The Father of our Country would have been 287 today, though he’s spent most of that time under a marble slab at Mount Vernon.
Many, perhaps most, educated Americans know this. But here’s a challenge for you: What very famous political figure of our own time was born on Washington’s 200th birthday?
Give up? It was … Edward M. “Teddy” Kennedy, the great lion of the U.S. Senate, who many people thought would get to the White House, but never really tried after losing a primary battle in 1980.
The two are seldom seen as being much alike. Teddy Kennedy battled problems with alcohol and was seen as a womanizer prior to his marriage to his second wife Vicki. Washington is, well, seen as an Olympian God, albeit one with painful wood-and-ivory false teeth.
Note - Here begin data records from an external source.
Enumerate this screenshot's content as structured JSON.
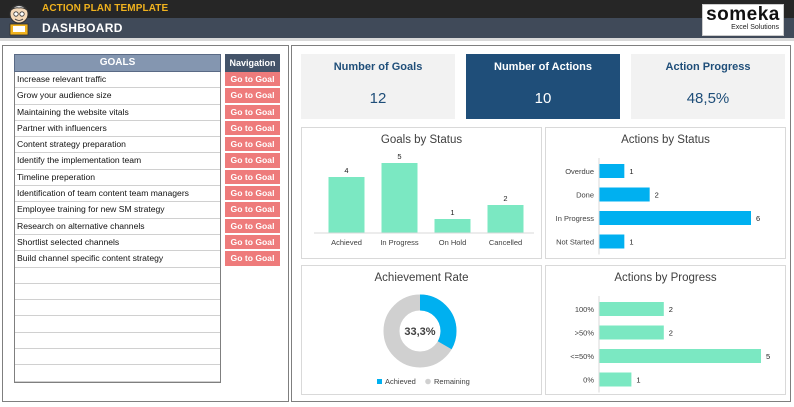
{
  "header": {
    "app_title": "ACTION PLAN TEMPLATE",
    "page_title": "DASHBOARD",
    "brand_name": "someka",
    "brand_sub": "Excel Solutions"
  },
  "goals_panel": {
    "goals_header": "GOALS",
    "nav_header": "Navigation",
    "nav_label": "Go to Goal",
    "goals": [
      "Increase relevant traffic",
      "Grow your audience size",
      "Maintaining the website vitals",
      "Partner with influencers",
      "Content strategy preparation",
      "Identify the implementation team",
      "Timeline preperation",
      "Identification of team content team managers",
      "Employee training for new SM strategy",
      "Research on alternative channels",
      "Shortlist selected channels",
      "Build channel specific content strategy",
      "",
      "",
      "",
      "",
      "",
      "",
      ""
    ]
  },
  "kpis": [
    {
      "label": "Number of Goals",
      "value": "12"
    },
    {
      "label": "Number of Actions",
      "value": "10"
    },
    {
      "label": "Action Progress",
      "value": "48,5%"
    }
  ],
  "colors": {
    "green": "#7be8c2",
    "blue": "#00b0f0",
    "grey": "#d0d0d0",
    "navy": "#1f4e79",
    "nav_red": "#ee7b7b"
  },
  "chart_data": [
    {
      "id": "goals-by-status",
      "type": "bar",
      "title": "Goals by Status",
      "categories": [
        "Achieved",
        "In Progress",
        "On Hold",
        "Cancelled"
      ],
      "values": [
        4,
        5,
        1,
        2
      ],
      "ylim": [
        0,
        5
      ],
      "grid": false
    },
    {
      "id": "actions-by-status",
      "type": "bar",
      "orientation": "horizontal",
      "title": "Actions by Status",
      "categories": [
        "Overdue",
        "Done",
        "In Progress",
        "Not Started"
      ],
      "values": [
        1,
        2,
        6,
        1
      ],
      "xlim": [
        0,
        6
      ],
      "grid": false
    },
    {
      "id": "achievement-rate",
      "type": "pie",
      "title": "Achievement Rate",
      "center_label": "33,3%",
      "labels": [
        "Achieved",
        "Remaining"
      ],
      "values": [
        33.3,
        66.7
      ],
      "legend": "bottom"
    },
    {
      "id": "actions-by-progress",
      "type": "bar",
      "orientation": "horizontal",
      "title": "Actions by Progress",
      "categories": [
        "100%",
        ">50%",
        "<=50%",
        "0%"
      ],
      "values": [
        2,
        2,
        5,
        1
      ],
      "xlim": [
        0,
        5
      ],
      "grid": false
    }
  ]
}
But reality is, as usual, somewhat different than the myth. Kennedy was no angel, but was highly respected as one of the hardest –working and most capable U.S. Senators in his lifetime, if not in history. Washington was a public pillar of rectitude – but as historians now know, essentially hit on a married neighbor, Sally Fairfax, when he was engaged to the very wealthy widow Martha, who he of course soon married.
Towards the end of his life, after winning the American Revolution and serving two terms as president, he wrote Sally that the happiest moments of his life were those which “I enjoyed in your company.”
Did they? We’ll never know. They did not have smart phones or Facebook, which proves that some things were better in the old days. They had something else in common too.
Both were haunted by scandal.Yes, Kennedy was haunted forever by the scandal that resulted in the death of Mary Jo Kopechne. Less well known, however, is that the young Washington was the commanding officer of a group of Virginians who committed horrible atrocities, massacring unarmed French prisoners of war early in the French and Indian War.
George Washington was shaped forever by the untimely loss of an older brother in the future president’s youth. Teddy Kennedy, of course, went through the same traumatic thing …
Three times.
Today, whatever your politics, it might be nice to remember them, and wish their memories well.